Editor’s note: The information in this story was originally published in a NASA press release

UNIVERSITY PARK, Pa. — A Penn State research team was one of eight chosen to receive funding from NASA as part of the agency’s University SmallSat Technology Partnerships (USTP) initiative within NASA’s Small Spacecraft Technology program.   

According to a NASA press release, teams were selected by the USTP initiative to mature new systems and capabilities in collaboration with NASA centers. At present, small spacecraft, or SmallSats, operate in low Earth orbit. In order to be used in other missions, SmallSats must be developed to operate within tight mass and power constraints. NASA's goal is that — in part through these collaborative partnerships — technological advancements will expand the potential of SmallSats and extend their capabilities to more complex Earth, lunar and deep space science and exploration missions. 

The Penn State project is titled "Passive thermally deployed shape-memory alloy heat-pipe radiators for high-intensity small spacecraft."

Alexander Rattner, associate professor of mechanical engineering at Penn State, serves as principal investigator (PI) on the project. Penn State co-PIs on the project are Christopher Greer, assistant research professor of mechanical engineering; Sven Bilén, professor of engineering design, electrical engineering and aerospace engineering and director of the doctor of engineering in engineering program at Penn State; and Reginald Hamilton, associate professor of engineering science and mechanics.

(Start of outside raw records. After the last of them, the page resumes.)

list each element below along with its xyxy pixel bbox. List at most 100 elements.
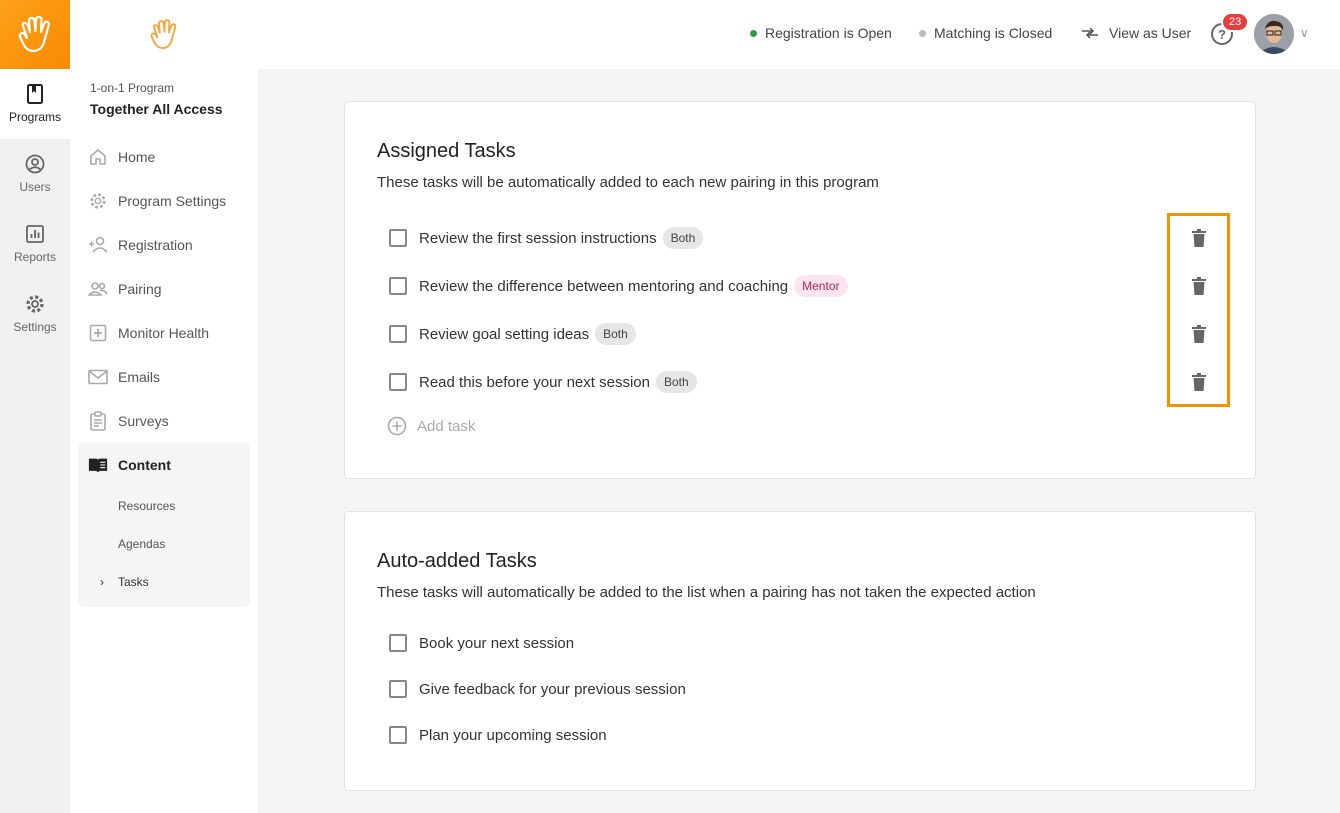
nav-sub-tasks[interactable]: › Tasks: [78, 563, 250, 601]
auto-tasks-title: Auto-added Tasks: [377, 550, 537, 572]
notification-badge: 23: [1221, 12, 1250, 32]
registration-status: Registration is Open: [750, 25, 892, 41]
task-checkbox[interactable]: [389, 634, 407, 652]
nav-monitor-health[interactable]: Monitor Health: [78, 311, 250, 355]
nav-label: Monitor Health: [118, 325, 210, 341]
nav-home[interactable]: Home: [78, 135, 250, 179]
registration-status-text: Registration is Open: [765, 25, 892, 41]
add-person-icon: [88, 235, 108, 255]
program-nav: Home Program Settings Registration Pairi…: [78, 135, 250, 607]
rail-reports[interactable]: Reports: [0, 209, 70, 279]
task-checkbox[interactable]: [389, 229, 407, 247]
chevron-down-icon[interactable]: ∨: [1300, 26, 1309, 40]
gear-icon: [88, 191, 108, 211]
task-checkbox[interactable]: [389, 373, 407, 391]
rail-settings[interactable]: Settings: [0, 279, 70, 349]
task-checkbox[interactable]: [389, 277, 407, 295]
task-item: Read this before your next session Both: [389, 370, 697, 394]
chevron-right-icon: ›: [100, 575, 104, 589]
rail-label: Reports: [13, 250, 57, 264]
task-label: Review the difference between mentoring …: [419, 277, 789, 295]
mail-icon: [88, 367, 108, 387]
plus-box-icon: [88, 323, 108, 343]
task-checkbox[interactable]: [389, 680, 407, 698]
task-role-tag: Both: [655, 371, 697, 393]
nav-label: Emails: [118, 369, 161, 385]
user-circle-icon: [25, 154, 45, 174]
program-type: 1-on-1 Program: [90, 81, 175, 95]
rail-label: Users: [19, 180, 51, 194]
hand-wave-icon: [18, 15, 50, 52]
matching-status-text: Matching is Closed: [934, 25, 1053, 41]
top-bar: Registration is Open Matching is Closed …: [258, 0, 1340, 69]
task-role-tag: Both: [662, 227, 704, 249]
view-as-user-label: View as User: [1109, 25, 1192, 41]
task-label: Read this before your next session: [419, 373, 650, 391]
app-logo[interactable]: [0, 0, 70, 69]
view-as-user-button[interactable]: View as User: [1081, 25, 1191, 41]
program-sidebar: 1-on-1 Program Together All Access Home …: [70, 0, 258, 813]
nav-emails[interactable]: Emails: [78, 355, 250, 399]
task-item: Review the first session instructions Bo…: [389, 226, 704, 250]
task-item: Book your next session: [389, 631, 574, 655]
bar-chart-icon: [26, 225, 44, 243]
status-dot-closed-icon: [919, 29, 926, 37]
task-item: Give feedback for your previous session: [389, 677, 686, 701]
add-task-label: Add task: [417, 417, 476, 435]
assigned-tasks-description: These tasks will be automatically added …: [377, 174, 879, 191]
nav-sub-label: Tasks: [118, 575, 149, 589]
task-label: Give feedback for your previous session: [419, 680, 686, 698]
delete-buttons-highlight: [1167, 213, 1230, 407]
nav-pairing[interactable]: Pairing: [78, 267, 250, 311]
program-name: Together All Access: [90, 101, 223, 117]
matching-status: Matching is Closed: [919, 25, 1052, 41]
avatar[interactable]: [1254, 14, 1294, 54]
nav-surveys[interactable]: Surveys: [78, 399, 250, 443]
app-rail: Programs Users Reports Settings: [0, 0, 70, 813]
hand-wave-icon: [150, 18, 177, 49]
task-item: Plan your upcoming session: [389, 723, 607, 747]
task-label: Review the first session instructions: [419, 229, 657, 247]
nav-sub-label: Resources: [118, 499, 176, 513]
nav-label: Pairing: [118, 281, 162, 297]
task-label: Plan your upcoming session: [419, 726, 607, 744]
clipboard-icon: [88, 411, 108, 431]
rail-users[interactable]: Users: [0, 139, 70, 209]
auto-tasks-description: These tasks will automatically be added …: [377, 584, 1036, 601]
gear-icon: [26, 295, 44, 313]
nav-label: Program Settings: [118, 193, 227, 209]
nav-sub-resources[interactable]: Resources: [78, 487, 250, 525]
rail-programs[interactable]: Programs: [0, 69, 70, 139]
nav-label: Content: [118, 457, 171, 473]
nav-label: Registration: [118, 237, 193, 253]
add-circle-icon: [387, 416, 407, 436]
home-icon: [88, 147, 108, 167]
nav-label: Home: [118, 149, 156, 165]
task-item: Review the difference between mentoring …: [389, 274, 848, 298]
nav-label: Surveys: [118, 413, 169, 429]
nav-registration[interactable]: Registration: [78, 223, 250, 267]
task-checkbox[interactable]: [389, 325, 407, 343]
open-book-icon: [88, 455, 108, 475]
add-task-button[interactable]: Add task: [387, 416, 475, 436]
nav-sub-label: Agendas: [118, 537, 166, 551]
nav-content[interactable]: Content: [78, 443, 250, 487]
assigned-tasks-card: Assigned Tasks These tasks will be autom…: [344, 101, 1256, 479]
task-role-tag: Mentor: [794, 275, 848, 297]
status-dot-open-icon: [750, 29, 757, 37]
nav-content-group: Content Resources Agendas › Tasks: [78, 443, 250, 607]
task-checkbox[interactable]: [389, 726, 407, 744]
user-photo-icon: [1254, 14, 1294, 54]
program-logo: [70, 0, 258, 69]
people-icon: [88, 279, 108, 299]
rail-label: Programs: [8, 110, 61, 124]
nav-sub-agendas[interactable]: Agendas: [78, 525, 250, 563]
assigned-tasks-title: Assigned Tasks: [377, 140, 516, 162]
task-label: Book your next session: [419, 634, 575, 652]
nav-program-settings[interactable]: Program Settings: [78, 179, 250, 223]
task-label: Review goal setting ideas: [419, 325, 590, 343]
book-icon: [27, 84, 43, 104]
auto-added-tasks-card: Auto-added Tasks These tasks will automa…: [344, 511, 1256, 791]
task-item: Review goal setting ideas Both: [389, 322, 636, 346]
swap-arrows-icon: [1082, 27, 1098, 39]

The team is closely collaborating with engineers at NASA’s Glenn Research Center in Cleveland, Ohio. 

“We are seeking to develop resilient, mass-efficient, passively self-deploying radiators with embedded phase-change heat pipe networks to enable emerging small spacecraft missions operating at high power levels of hundreds of Watts,” Rattner said.  

The team plans to produce thermal control radiators with embedded branching heat pipes that are additively manufactured in a nickel-titanium shape memory alloy, known as Nitinol. This specialty material has the ability to change shape as it is warmed above a transition temperature, which is called the shape memory effect. The shape memory alloy allows the radiators to be stored in a small, collapsed form. After the spacecraft launches and enters orbit, the heat from the spacecraft would warm the radiator and trigger the shape memory effect. This would cause the radiator to passively unfurl to a large, deployed footprint for effective heat rejection. 

According to the research team, this new thermal control technology could advance the capabilities of small scientific and communications satellites operating in Earth’s orbit and other domains.  

“We are very excited to take on this research project,” Rattner said. “This is an exciting opportunity to apply advances in materials technologies, additive manufacturing and thermal engineering to support new capabilities for Earth orbiting spacecraft and future cislunar and deep space missions.”